A Pragmatic Guide to the Power of Now by Eckhart Tolle – Animation

A Pragmatic Guide to the Power of Now by Eckhart Tolle – Animation


Most people wake up and have a constant stream
of negative thoughts until they go to bed. And the majority of those thoughts will never
actually happen. And the things that will, don’t even really matter or are simply going
to be challenges that they’re going to overcome. It’s funny that most people might not even
realize this. It has become the norm. Unless you’ve tried to become aware of your thinking
or tried meditating, you might not even realize what your mind is doing to you. Now the mind
is probably one of the most powerful tools that we have, but the more powerful something
is, the more dangerous it is if a person doesn’t know how to be in control of it. It’s literally
like taking a chainsaw and giving to the guy who has no control over his limbs. So why
is that you want to become aware of this or as Eckhart Tolle says, “watch the thinker?”
Because it’s killing you. The more we study this, the more we realize that it’s physically
killing us. If you go outside and look at people, you will see cortisol producing machines.
That’s literally what everyone has become. And it’a apparent in how they walk and how
they interact with each other. It is literally killing you. Not only is it ruining your life,
it’s literally physically killing you. So a lot of people have come to understand this,
and most people have started to see the value in becoming present. But really, there are
two obstacles to becoming present. And it is the past and the future. And people have
an easier time reconciling the past with the present, even though I’ll still get questions
like, “Oh, so uh, what are your biggest regrets in life?” And I’m like, “Uh, I don’t know.”

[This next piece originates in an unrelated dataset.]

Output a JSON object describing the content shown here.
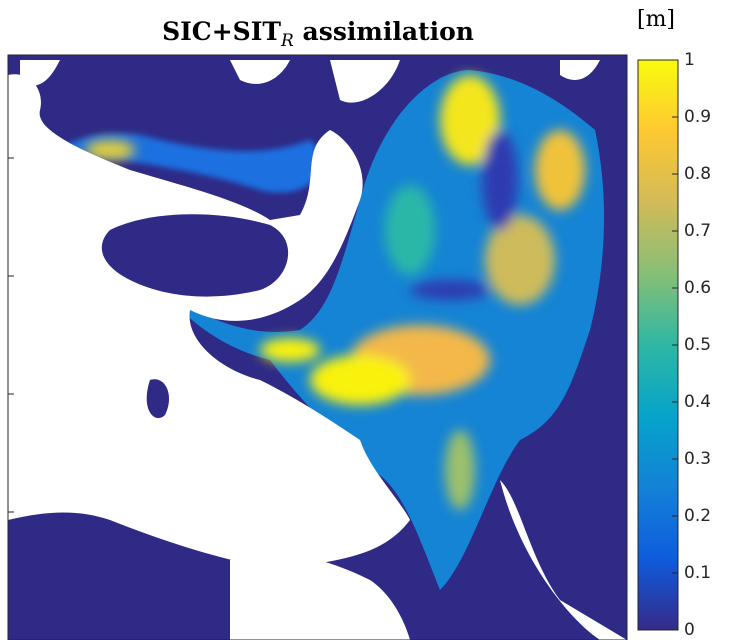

They’re like, “Come on! You gotta have some.” But I really don’t know, because I don’t think
about that. It just doesn’t make sense to take something that isn’t and let it negatively
affect something that is. And I think most people understand that, maybe not in practice
but at least in theory they understand that. But the really big problem has come with the
future and the present moment. How do you reconcile those two? I want to set those powerful
goals, I want to have a powerful vision, but how do you reconcile that with being present
to the moment? And there are really two kinds of people. The first one is the classic rat
racer. In two years, he’s going to get a $2 raise, and that’s all he’s anxious and stressed
out about for the next 2 years. After he gets that $2 raise, he’ll be quasi-happy for 2
minutes, and he’ll be back to another 2 years of stress and anxiety for another $2 raise.
And that’s most people. And then some of those people will pick up the Bhagavad Gita or Eckhart
Tolle’s The Power of Now and completely misunderstand it and say, “Well, no more goals! That’s just
ego gratification! From now on I’m staying fully present to the moment!” And honestly,
anything’s probably better than being a rat racer, but ultimately you don’t want to get
stuck in either one of those paradigms. So let’s look at an analogy from Tal Ben-Shahar
that should allow us to never ever have a problem understanding how you can have a vision
and goals and stay present to the moment at the same time. Tal Ben-Shahar says, imagine
you’re a mountain climber. Okay, we all get it. Happiness isn’t in the peak. If a helicopter
picked you up and dropped you off at the tip of the mountain, you wouldn’t say, “Oh, look!
I’m a happy mountain climber! Look at how proud I am of myself!” But he says, neither
is it in aimlessly wandering at the base of the mountain. Happiness is the experience
of climbing towards the peak. And that’s literally how you want to look at it. You set up that
powerful vision, that worthy goal of yourself which is the peak, and then you follow that
path that leads you there while you stay present to the moment on the journey. And again there’s
going to be some guy that says, “Well, you’re taking out all the spirituality from Eckhart
Tolle,” or whatever. But look, you’re obviously misunderstanding it. Eckhart Tolle does not
say don’t plan. If that was the case, the guy would still be sitting on a park bench
instead of going on Operah and producing multiple best-selling books.